Developing the Global Student
Higher education in an era of globalization
Description:... Developing the Global Student addresses the question of how students of higher education can emerge from their university life better equipped to dwell more effectively, ethically, and comfortably amidst the turmoils of a globalizing world. It does this from a number of theoretical perspectives, illustrating the nature of the personal and educational challenges facing the individual student and the teaching professional.

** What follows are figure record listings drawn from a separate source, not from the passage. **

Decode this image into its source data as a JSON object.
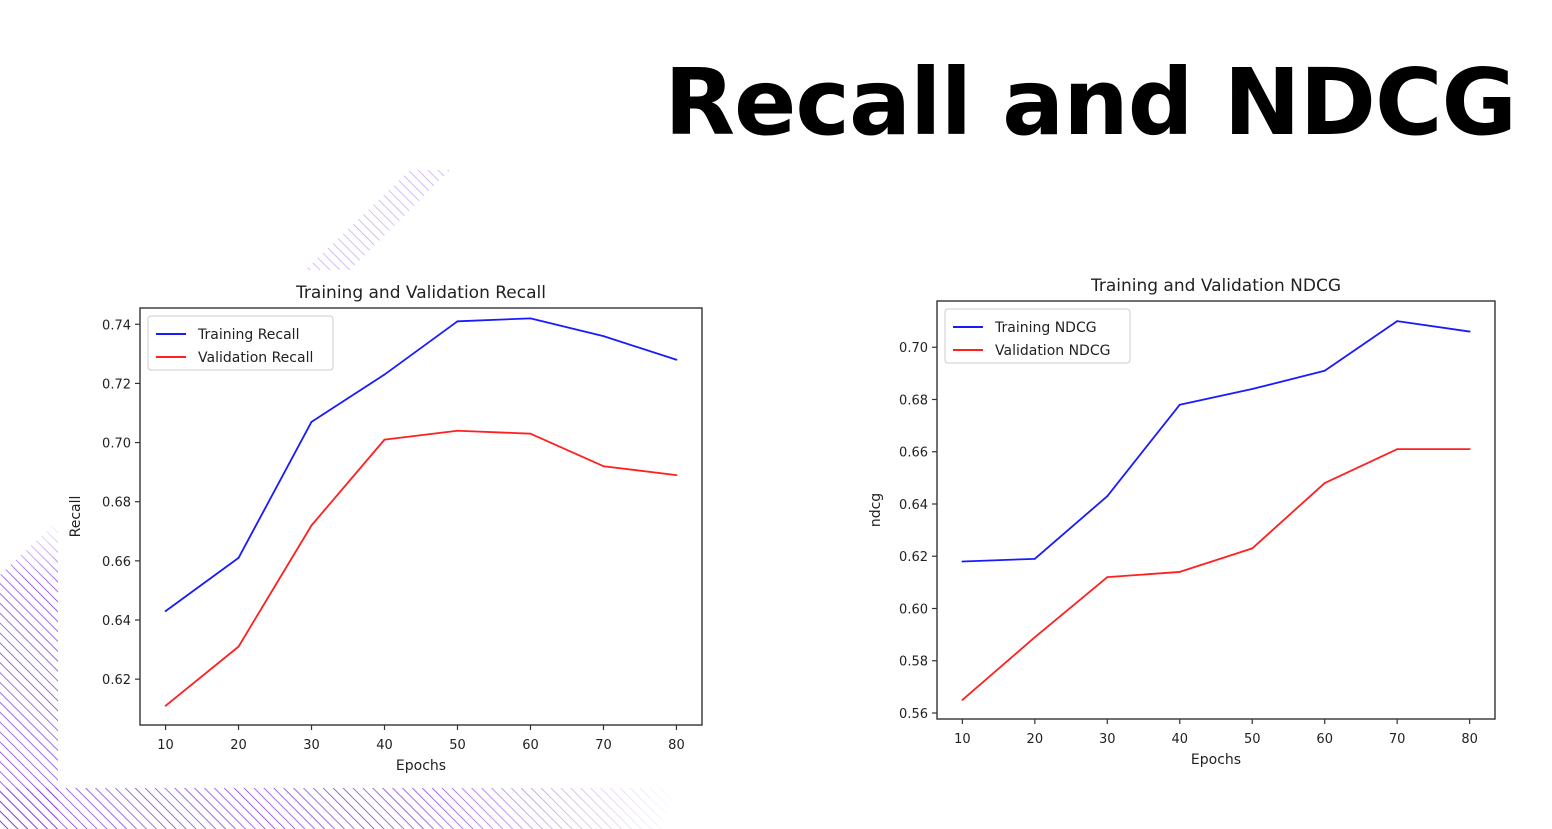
{
  "slide": {
    "title": "Recall and NDCG"
  },
  "colors": {
    "training": "#1a1aff",
    "validation": "#ff2020",
    "decoration_stripes": "#7a2ee0"
  },
  "chart_data": [
    {
      "type": "line",
      "title": "Training and Validation Recall",
      "xlabel": "Epochs",
      "ylabel": "Recall",
      "x": [
        10,
        20,
        30,
        40,
        50,
        60,
        70,
        80
      ],
      "xticks": [
        "10",
        "20",
        "30",
        "40",
        "50",
        "60",
        "70",
        "80"
      ],
      "xlim": [
        6.5,
        83.5
      ],
      "yticks": [
        "0.62",
        "0.64",
        "0.66",
        "0.68",
        "0.70",
        "0.72",
        "0.74"
      ],
      "ylim": [
        0.6045,
        0.7455
      ],
      "grid": false,
      "legend_position": "top-left",
      "series": [
        {
          "name": "Training Recall",
          "color": "#1a1aff",
          "values": [
            0.643,
            0.661,
            0.707,
            0.723,
            0.741,
            0.742,
            0.736,
            0.728
          ]
        },
        {
          "name": "Validation Recall",
          "color": "#ff2020",
          "values": [
            0.611,
            0.631,
            0.672,
            0.701,
            0.704,
            0.703,
            0.692,
            0.689
          ]
        }
      ]
    },
    {
      "type": "line",
      "title": "Training and Validation NDCG",
      "xlabel": "Epochs",
      "ylabel": "ndcg",
      "x": [
        10,
        20,
        30,
        40,
        50,
        60,
        70,
        80
      ],
      "xticks": [
        "10",
        "20",
        "30",
        "40",
        "50",
        "60",
        "70",
        "80"
      ],
      "xlim": [
        6.5,
        83.5
      ],
      "yticks": [
        "0.56",
        "0.58",
        "0.60",
        "0.62",
        "0.64",
        "0.66",
        "0.68",
        "0.70"
      ],
      "ylim": [
        0.5577,
        0.7177
      ],
      "grid": false,
      "legend_position": "top-left",
      "series": [
        {
          "name": "Training NDCG",
          "color": "#1a1aff",
          "values": [
            0.618,
            0.619,
            0.643,
            0.678,
            0.684,
            0.691,
            0.71,
            0.706
          ]
        },
        {
          "name": "Validation NDCG",
          "color": "#ff2020",
          "values": [
            0.565,
            0.589,
            0.612,
            0.614,
            0.623,
            0.648,
            0.661,
            0.661
          ]
        }
      ]
    }
  ]
}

The book explores the massive social changes wrought by the technologies and mobilities of globalization, particularly how present and future generations will relate to, work with and dwell alongside the global other. It outlines a range of social, psychological and intercultural perspectives on human tendencies to seek out comfort among communities of similitude, and illustrates how the experience of life in a global era requires us to transcend the limits of our own biographies and approach university education as a matter of knowledge deconstruction and identity reconstruction, rather than reproduction.
This book brings these considerations directly into the daily business of higher education by drawing out the implications for practice at a number of levels. It examines:
- the implications of a globally interconnected world and individual biographies for the design of the curriculum;
- a holistic view of learning in the context of the need to develop the global self;
- what the impact on non-academic practice will be if universities as institutions are to enable these changes;
- ways in which the broader student community can transform to offer an experience which is more supportive of the development of global selves.
Linking theoretical perspectives to present a model of learning as change, this book will be of great interest to those working in higher education, and particularly to anyone involved in policy design and the delivery of the student experience.